There are, basically, two answers to your question that I am aware of.
The first one amounts to saying that there is no difference between tensoring with $\Omega$ and taking $Hom$ from $\Omega$. More precisely, the difference between these things corresponds to the difference between the left and right $\mathcal D$-modules: the former are supposed to be tensored with $\Omega$, while for the latter one takes $Hom$ from $\Omega$. Indeed, the $\mathcal O$-algebra $\Omega$ being Frobenius, tensoring with it only differs from taking the $Hom$ from it by the twist with the line bundle of top forms and the homological shift. This twist just transforms left $\mathcal D$-modules into right $\mathcal D$-modules. The three functors form a commutative triangle (up to the shift).
Similarly, if your Lie algebra $\mathfrak g$ is finite-dimensional, tensoring $\mathfrak g$-modules with the cohomological or the homological standard complex of $\mathfrak g$ is almost the same functor, the twist with the one-dimensional $\mathfrak g$-module of top exterior forms on $\mathfrak g$ and the homological shift being the only difference between the two.
The second answer purports to construct the kind of duality that you are looking for in the more general situations when $\Omega$ is no longer Frobenius. The first question that you can ask yourself in this case is, what would be the functor in the opposite direction, i.e., the adjoint functor to tensoring with $\Omega$ over $\mathcal O$? The answer is, it is the functor $Hom_{\mathcal O}(\mathcal D,{-})$.
The latter functor looks somewhat problematic when the variety $X$ is not affine, as the internal $Hom$ from a noncoherent quasi-coherent sheaf may be not a well-behaved operation. Perhaps this problem can be dealt with, but at the moment I do not know how to do it.
When $X$ is affine, however, the theory of derived $D$-$\Omega$ duality for the functors $\Omega\otimes_{\mathcal O}{-}$ and $Hom_{\mathcal O}(\mathcal D,{-})$ is developed in Appendix B to my AMS Memoir "Two kinds of derived categories, Koszul duality, and comodule-contramodule correspondence", http://arxiv.org/abs/0905.2621. In the case of a (possibly infinite-dimensional) Lie algebra $\mathfrak g$, this is done in Section 6.6 of the same paper.

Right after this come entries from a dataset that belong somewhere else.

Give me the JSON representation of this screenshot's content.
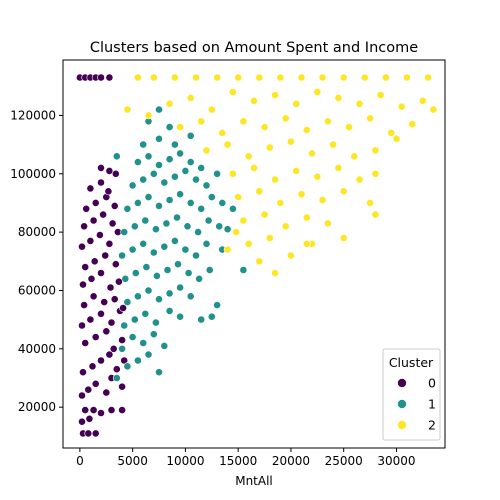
{
  "chart_data": {
    "type": "scatter",
    "title": "Clusters based on Amount Spent and Income",
    "xlabel": "MntAll",
    "ylabel": "",
    "xlim": [
      -1600,
      34600
    ],
    "ylim": [
      6000,
      139000
    ],
    "xticks": [
      0,
      5000,
      10000,
      15000,
      20000,
      25000,
      30000
    ],
    "yticks": [
      20000,
      40000,
      60000,
      80000,
      100000,
      120000
    ],
    "grid": false,
    "legend": {
      "title": "Cluster",
      "position": "lower-right"
    },
    "series": [
      {
        "name": "0",
        "color": "#440154",
        "points": [
          [
            0,
            133000
          ],
          [
            500,
            133000
          ],
          [
            1000,
            133000
          ],
          [
            1500,
            133000
          ],
          [
            2000,
            133000
          ],
          [
            2800,
            133000
          ],
          [
            300,
            11000
          ],
          [
            800,
            11000
          ],
          [
            1500,
            11000
          ],
          [
            200,
            15000
          ],
          [
            900,
            16000
          ],
          [
            500,
            19000
          ],
          [
            1300,
            19000
          ],
          [
            2000,
            18000
          ],
          [
            3000,
            19000
          ],
          [
            4000,
            19000
          ],
          [
            200,
            24000
          ],
          [
            800,
            26000
          ],
          [
            1500,
            28000
          ],
          [
            2500,
            25000
          ],
          [
            3000,
            30000
          ],
          [
            4000,
            27000
          ],
          [
            300,
            32000
          ],
          [
            1200,
            34000
          ],
          [
            2000,
            36000
          ],
          [
            2800,
            38000
          ],
          [
            3500,
            33000
          ],
          [
            4200,
            36000
          ],
          [
            500,
            42000
          ],
          [
            1500,
            44000
          ],
          [
            2500,
            46000
          ],
          [
            3200,
            40000
          ],
          [
            4000,
            43000
          ],
          [
            200,
            48000
          ],
          [
            1000,
            50000
          ],
          [
            2000,
            52000
          ],
          [
            3000,
            49000
          ],
          [
            3800,
            53000
          ],
          [
            400,
            55000
          ],
          [
            1300,
            58000
          ],
          [
            2300,
            56000
          ],
          [
            3300,
            57000
          ],
          [
            4100,
            54000
          ],
          [
            300,
            62000
          ],
          [
            1100,
            64000
          ],
          [
            2000,
            66000
          ],
          [
            2900,
            61000
          ],
          [
            3700,
            63000
          ],
          [
            500,
            68000
          ],
          [
            1400,
            70000
          ],
          [
            2400,
            72000
          ],
          [
            3400,
            69000
          ],
          [
            200,
            75000
          ],
          [
            1000,
            77000
          ],
          [
            1900,
            79000
          ],
          [
            2800,
            76000
          ],
          [
            3600,
            80000
          ],
          [
            400,
            82000
          ],
          [
            1300,
            84000
          ],
          [
            2200,
            86000
          ],
          [
            3100,
            83000
          ],
          [
            600,
            88000
          ],
          [
            1500,
            90000
          ],
          [
            2500,
            92000
          ],
          [
            3300,
            89000
          ],
          [
            1000,
            95000
          ],
          [
            2000,
            97000
          ],
          [
            2700,
            94000
          ],
          [
            2000,
            102000
          ],
          [
            2800,
            101000
          ],
          [
            3400,
            100000
          ]
        ]
      },
      {
        "name": "1",
        "color": "#21918c",
        "points": [
          [
            3500,
            30000
          ],
          [
            4500,
            34000
          ],
          [
            5500,
            36000
          ],
          [
            6500,
            38000
          ],
          [
            7500,
            32000
          ],
          [
            4000,
            40000
          ],
          [
            5000,
            44000
          ],
          [
            6000,
            42000
          ],
          [
            7000,
            45000
          ],
          [
            8000,
            41000
          ],
          [
            4200,
            48000
          ],
          [
            5200,
            50000
          ],
          [
            6200,
            52000
          ],
          [
            7200,
            49000
          ],
          [
            8500,
            53000
          ],
          [
            9500,
            51000
          ],
          [
            11500,
            50000
          ],
          [
            12500,
            51000
          ],
          [
            4500,
            56000
          ],
          [
            5500,
            58000
          ],
          [
            6500,
            60000
          ],
          [
            7500,
            57000
          ],
          [
            8500,
            59000
          ],
          [
            9500,
            61000
          ],
          [
            10500,
            58000
          ],
          [
            13000,
            55000
          ],
          [
            4300,
            64000
          ],
          [
            5300,
            66000
          ],
          [
            6300,
            68000
          ],
          [
            7300,
            65000
          ],
          [
            8300,
            67000
          ],
          [
            9300,
            69000
          ],
          [
            10300,
            66000
          ],
          [
            11300,
            64000
          ],
          [
            12300,
            67000
          ],
          [
            4000,
            72000
          ],
          [
            5000,
            74000
          ],
          [
            6000,
            76000
          ],
          [
            7000,
            73000
          ],
          [
            8000,
            75000
          ],
          [
            9000,
            77000
          ],
          [
            10000,
            74000
          ],
          [
            11000,
            72000
          ],
          [
            12000,
            76000
          ],
          [
            13500,
            74000
          ],
          [
            4200,
            80000
          ],
          [
            5200,
            82000
          ],
          [
            6200,
            84000
          ],
          [
            7200,
            81000
          ],
          [
            8200,
            83000
          ],
          [
            9200,
            85000
          ],
          [
            10200,
            82000
          ],
          [
            11200,
            80000
          ],
          [
            12200,
            84000
          ],
          [
            13200,
            82000
          ],
          [
            4500,
            88000
          ],
          [
            5500,
            90000
          ],
          [
            6500,
            92000
          ],
          [
            7500,
            89000
          ],
          [
            8500,
            91000
          ],
          [
            9500,
            93000
          ],
          [
            10500,
            90000
          ],
          [
            11500,
            88000
          ],
          [
            12500,
            92000
          ],
          [
            13500,
            90000
          ],
          [
            14500,
            88000
          ],
          [
            5000,
            96000
          ],
          [
            6000,
            98000
          ],
          [
            7000,
            100000
          ],
          [
            8000,
            97000
          ],
          [
            9000,
            99000
          ],
          [
            10000,
            101000
          ],
          [
            11000,
            98000
          ],
          [
            12000,
            96000
          ],
          [
            13000,
            100000
          ],
          [
            3500,
            106000
          ],
          [
            5500,
            104000
          ],
          [
            6500,
            106000
          ],
          [
            7500,
            103000
          ],
          [
            8500,
            105000
          ],
          [
            9500,
            107000
          ],
          [
            10500,
            104000
          ],
          [
            11500,
            102000
          ],
          [
            6000,
            110000
          ],
          [
            7500,
            112000
          ],
          [
            9000,
            110000
          ],
          [
            10500,
            113000
          ],
          [
            6500,
            118000
          ],
          [
            7500,
            122000
          ],
          [
            8500,
            116000
          ],
          [
            15500,
            67000
          ],
          [
            14000,
            81000
          ]
        ]
      },
      {
        "name": "2",
        "color": "#fde725",
        "points": [
          [
            5500,
            133000
          ],
          [
            7000,
            133000
          ],
          [
            9000,
            133000
          ],
          [
            11000,
            133000
          ],
          [
            13000,
            133000
          ],
          [
            15000,
            133000
          ],
          [
            17000,
            133000
          ],
          [
            19000,
            133000
          ],
          [
            21000,
            133000
          ],
          [
            23000,
            133000
          ],
          [
            25000,
            133000
          ],
          [
            27000,
            133000
          ],
          [
            29000,
            133000
          ],
          [
            31000,
            133000
          ],
          [
            33000,
            133000
          ],
          [
            4500,
            122000
          ],
          [
            6500,
            120000
          ],
          [
            8500,
            124000
          ],
          [
            10500,
            126000
          ],
          [
            12500,
            122000
          ],
          [
            14500,
            128000
          ],
          [
            16500,
            125000
          ],
          [
            18500,
            127000
          ],
          [
            20500,
            124000
          ],
          [
            22500,
            128000
          ],
          [
            24500,
            126000
          ],
          [
            26500,
            124000
          ],
          [
            28500,
            127000
          ],
          [
            30500,
            123000
          ],
          [
            32500,
            125000
          ],
          [
            33500,
            122000
          ],
          [
            9500,
            116000
          ],
          [
            11500,
            118000
          ],
          [
            13500,
            114000
          ],
          [
            15500,
            118000
          ],
          [
            17500,
            116000
          ],
          [
            19500,
            119000
          ],
          [
            21500,
            115000
          ],
          [
            23500,
            118000
          ],
          [
            25500,
            116000
          ],
          [
            27500,
            119000
          ],
          [
            29500,
            114000
          ],
          [
            31500,
            117000
          ],
          [
            12000,
            108000
          ],
          [
            14000,
            110000
          ],
          [
            16000,
            106000
          ],
          [
            18000,
            109000
          ],
          [
            20000,
            111000
          ],
          [
            22000,
            107000
          ],
          [
            24000,
            110000
          ],
          [
            26000,
            106000
          ],
          [
            28000,
            108000
          ],
          [
            30000,
            112000
          ],
          [
            14500,
            100000
          ],
          [
            16500,
            102000
          ],
          [
            18500,
            98000
          ],
          [
            20500,
            101000
          ],
          [
            22500,
            99000
          ],
          [
            24500,
            102000
          ],
          [
            26500,
            98000
          ],
          [
            28000,
            100000
          ],
          [
            15000,
            92000
          ],
          [
            17000,
            94000
          ],
          [
            19000,
            90000
          ],
          [
            21000,
            93000
          ],
          [
            23000,
            91000
          ],
          [
            25000,
            94000
          ],
          [
            27500,
            90000
          ],
          [
            15500,
            84000
          ],
          [
            17500,
            86000
          ],
          [
            19500,
            82000
          ],
          [
            21500,
            85000
          ],
          [
            23500,
            83000
          ],
          [
            28000,
            86000
          ],
          [
            16000,
            76000
          ],
          [
            18000,
            78000
          ],
          [
            22000,
            76000
          ],
          [
            25000,
            78000
          ],
          [
            17000,
            70000
          ],
          [
            20000,
            72000
          ],
          [
            18500,
            66000
          ],
          [
            14000,
            74000
          ],
          [
            14800,
            80000
          ],
          [
            21500,
            76000
          ]
        ]
      }
    ]
  }
}
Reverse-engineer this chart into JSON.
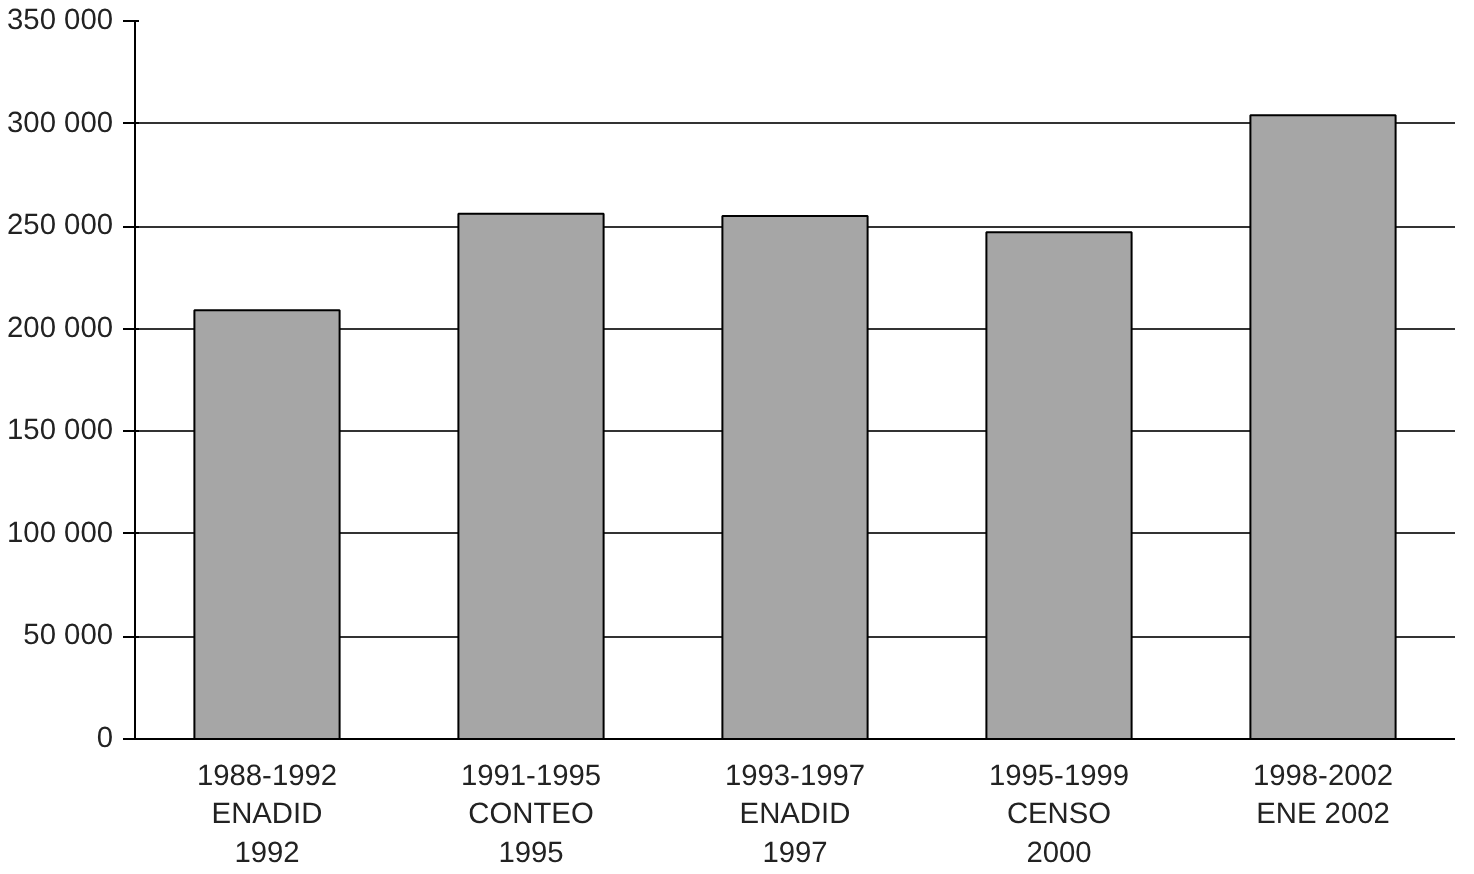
{
  "chart_data": {
    "type": "bar",
    "categories": [
      "1988-1992\nENADID\n1992",
      "1991-1995\nCONTEO\n1995",
      "1993-1997\nENADID\n1997",
      "1995-1999\nCENSO\n2000",
      "1998-2002\nENE 2002"
    ],
    "values": [
      209000,
      256000,
      255000,
      247000,
      304000
    ],
    "color": "#a6a6a6",
    "ylim": [
      0,
      350000
    ],
    "yticks": [
      {
        "value": 0,
        "label": "0"
      },
      {
        "value": 50000,
        "label": "50 000"
      },
      {
        "value": 100000,
        "label": "100 000"
      },
      {
        "value": 150000,
        "label": "150 000"
      },
      {
        "value": 200000,
        "label": "200 000"
      },
      {
        "value": 250000,
        "label": "250 000"
      },
      {
        "value": 300000,
        "label": "300 000"
      },
      {
        "value": 350000,
        "label": "350 000"
      }
    ],
    "grid": "y"
  }
}
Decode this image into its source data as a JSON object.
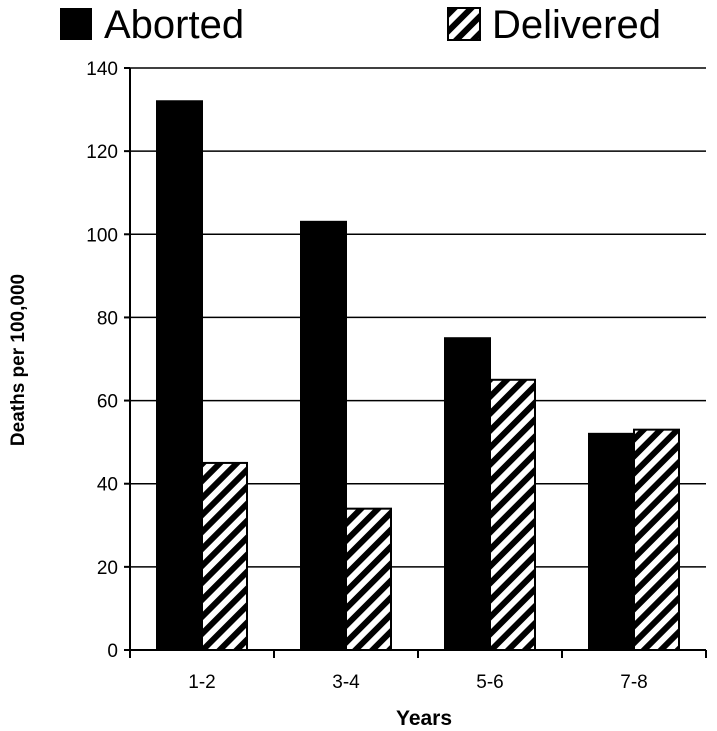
{
  "chart_data": {
    "type": "bar",
    "categories": [
      "1-2",
      "3-4",
      "5-6",
      "7-8"
    ],
    "series": [
      {
        "name": "Aborted",
        "values": [
          132,
          103,
          75,
          52
        ],
        "fill": "solid",
        "color": "#000000"
      },
      {
        "name": "Delivered",
        "values": [
          45,
          34,
          65,
          53
        ],
        "fill": "diagonal-hatch",
        "color": "#000000"
      }
    ],
    "xlabel": "Years",
    "ylabel": "Deaths per 100,000",
    "ylim": [
      0,
      140
    ],
    "yticks": [
      0,
      20,
      40,
      60,
      80,
      100,
      120,
      140
    ],
    "grid": true,
    "legend_position": "top"
  }
}
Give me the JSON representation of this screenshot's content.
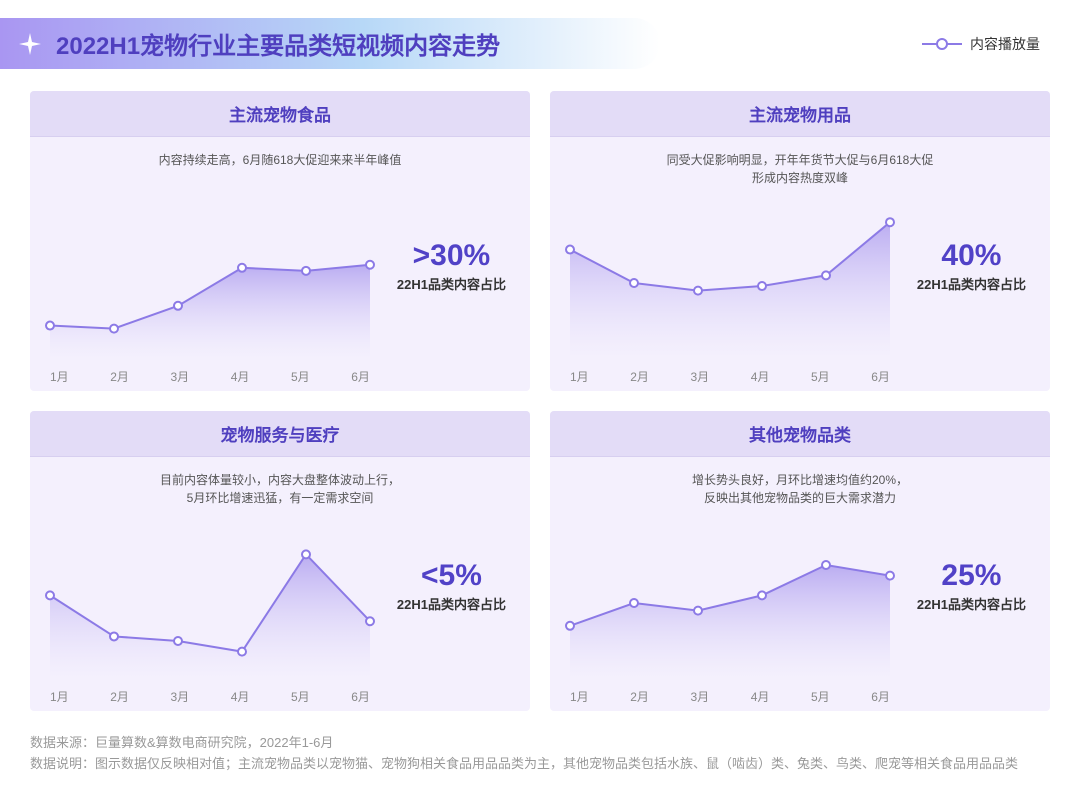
{
  "header": {
    "title": "2022H1宠物行业主要品类短视频内容走势",
    "legend_label": "内容播放量"
  },
  "colors": {
    "accent": "#5142c7",
    "line": "#8c7ae6",
    "area_top": "#b4a5f0",
    "area_bottom": "#f4f0fd",
    "card_bg": "#f4f0fd",
    "card_header_bg": "#e3dcf7",
    "gradient_start": "#a996f2",
    "gradient_end": "#b7d8f7"
  },
  "x_labels": [
    "1月",
    "2月",
    "3月",
    "4月",
    "5月",
    "6月"
  ],
  "charts": [
    {
      "title": "主流宠物食品",
      "subtitle": "内容持续走高，6月随618大促迎来来半年峰值",
      "values": [
        22,
        20,
        35,
        60,
        58,
        62
      ],
      "metric_value": ">30%",
      "metric_label": "22H1品类内容占比"
    },
    {
      "title": "主流宠物用品",
      "subtitle": "同受大促影响明显，开年年货节大促与6月618大促\n形成内容热度双峰",
      "values": [
        72,
        50,
        45,
        48,
        55,
        90
      ],
      "metric_value": "40%",
      "metric_label": "22H1品类内容占比"
    },
    {
      "title": "宠物服务与医疗",
      "subtitle": "目前内容体量较小，内容大盘整体波动上行，\n5月环比增速迅猛，有一定需求空间",
      "values": [
        55,
        28,
        25,
        18,
        82,
        38
      ],
      "metric_value": "<5%",
      "metric_label": "22H1品类内容占比"
    },
    {
      "title": "其他宠物品类",
      "subtitle": "增长势头良好，月环比增速均值约20%，\n反映出其他宠物品类的巨大需求潜力",
      "values": [
        35,
        50,
        45,
        55,
        75,
        68
      ],
      "metric_value": "25%",
      "metric_label": "22H1品类内容占比"
    }
  ],
  "chart_style": {
    "type": "area-line",
    "ylim": [
      0,
      100
    ],
    "marker_radius": 4,
    "marker_fill": "#ffffff",
    "marker_stroke": "#8c7ae6",
    "marker_stroke_width": 2,
    "line_width": 2,
    "line_color": "#8c7ae6"
  },
  "footer": {
    "line1": "数据来源：巨量算数&算数电商研究院，2022年1-6月",
    "line2": "数据说明：图示数据仅反映相对值；主流宠物品类以宠物猫、宠物狗相关食品用品品类为主，其他宠物品类包括水族、鼠（啮齿）类、兔类、鸟类、爬宠等相关食品用品品类"
  }
}
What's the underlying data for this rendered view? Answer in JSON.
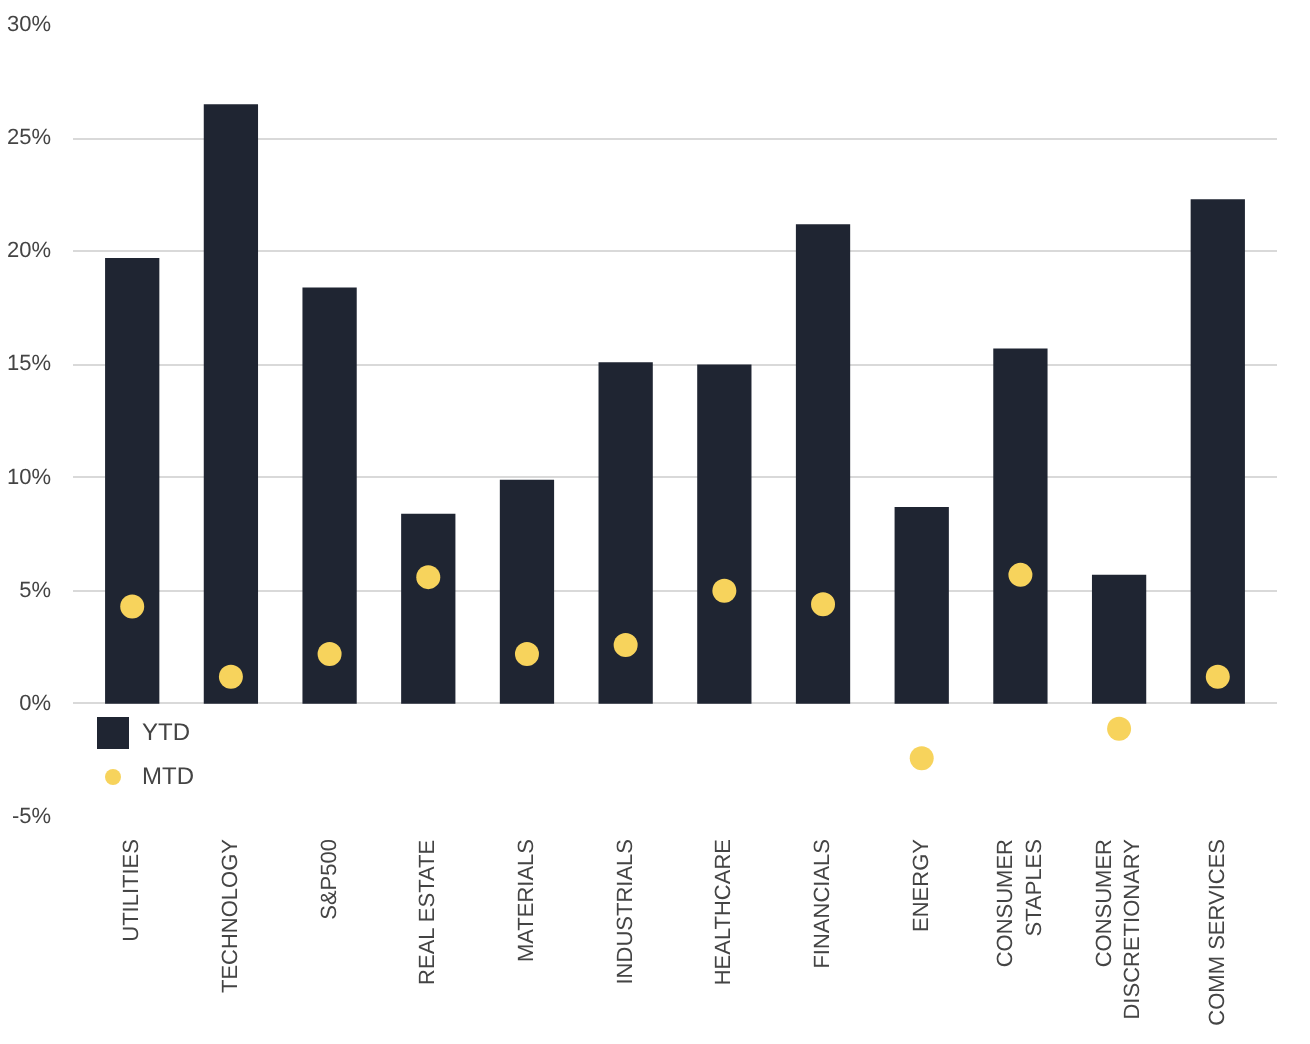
{
  "chart_data": {
    "type": "bar",
    "categories": [
      "UTILITIES",
      "TECHNOLOGY",
      "S&P500",
      "REAL ESTATE",
      "MATERIALS",
      "INDUSTRIALS",
      "HEALTHCARE",
      "FINANCIALS",
      "ENERGY",
      "CONSUMER STAPLES",
      "CONSUMER DISCRETIONARY",
      "COMM SERVICES"
    ],
    "series": [
      {
        "name": "YTD",
        "color": "#1f2532",
        "values": [
          19.7,
          26.5,
          18.4,
          8.4,
          9.9,
          15.1,
          15.0,
          21.2,
          8.7,
          15.7,
          5.7,
          22.3
        ]
      },
      {
        "name": "MTD",
        "type": "scatter",
        "color": "#f7d35c",
        "marker": "circle",
        "values": [
          4.3,
          1.2,
          2.2,
          5.6,
          2.2,
          2.6,
          5.0,
          4.4,
          -2.4,
          5.7,
          -1.1,
          1.2
        ]
      }
    ],
    "ylim": [
      -5,
      30
    ],
    "yticks": [
      {
        "value": -5,
        "label": "-5%"
      },
      {
        "value": 0,
        "label": "0%"
      },
      {
        "value": 5,
        "label": "5%"
      },
      {
        "value": 10,
        "label": "10%"
      },
      {
        "value": 15,
        "label": "15%"
      },
      {
        "value": 20,
        "label": "20%"
      },
      {
        "value": 25,
        "label": "25%"
      },
      {
        "value": 30,
        "label": "30%"
      }
    ],
    "grid": "y",
    "legend": "bottom left"
  }
}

Basically, you want to look on the module-contramodule side of the commutative triangle of "Koszul triality", as presented in my paper. In particular, the appropriate category of $\Omega$-modules that you want to consider (when $\Omega$ is infinite-dimensional, e.g., $\Omega=\bigwedge\mathfrak g^\ast$ and $\mathfrak g$ is infinite-dimensional) is that of contramodules (modules with the infinite summation operations). And the appropriate version of the derived category of $\Omega$-modules is the contraderived category.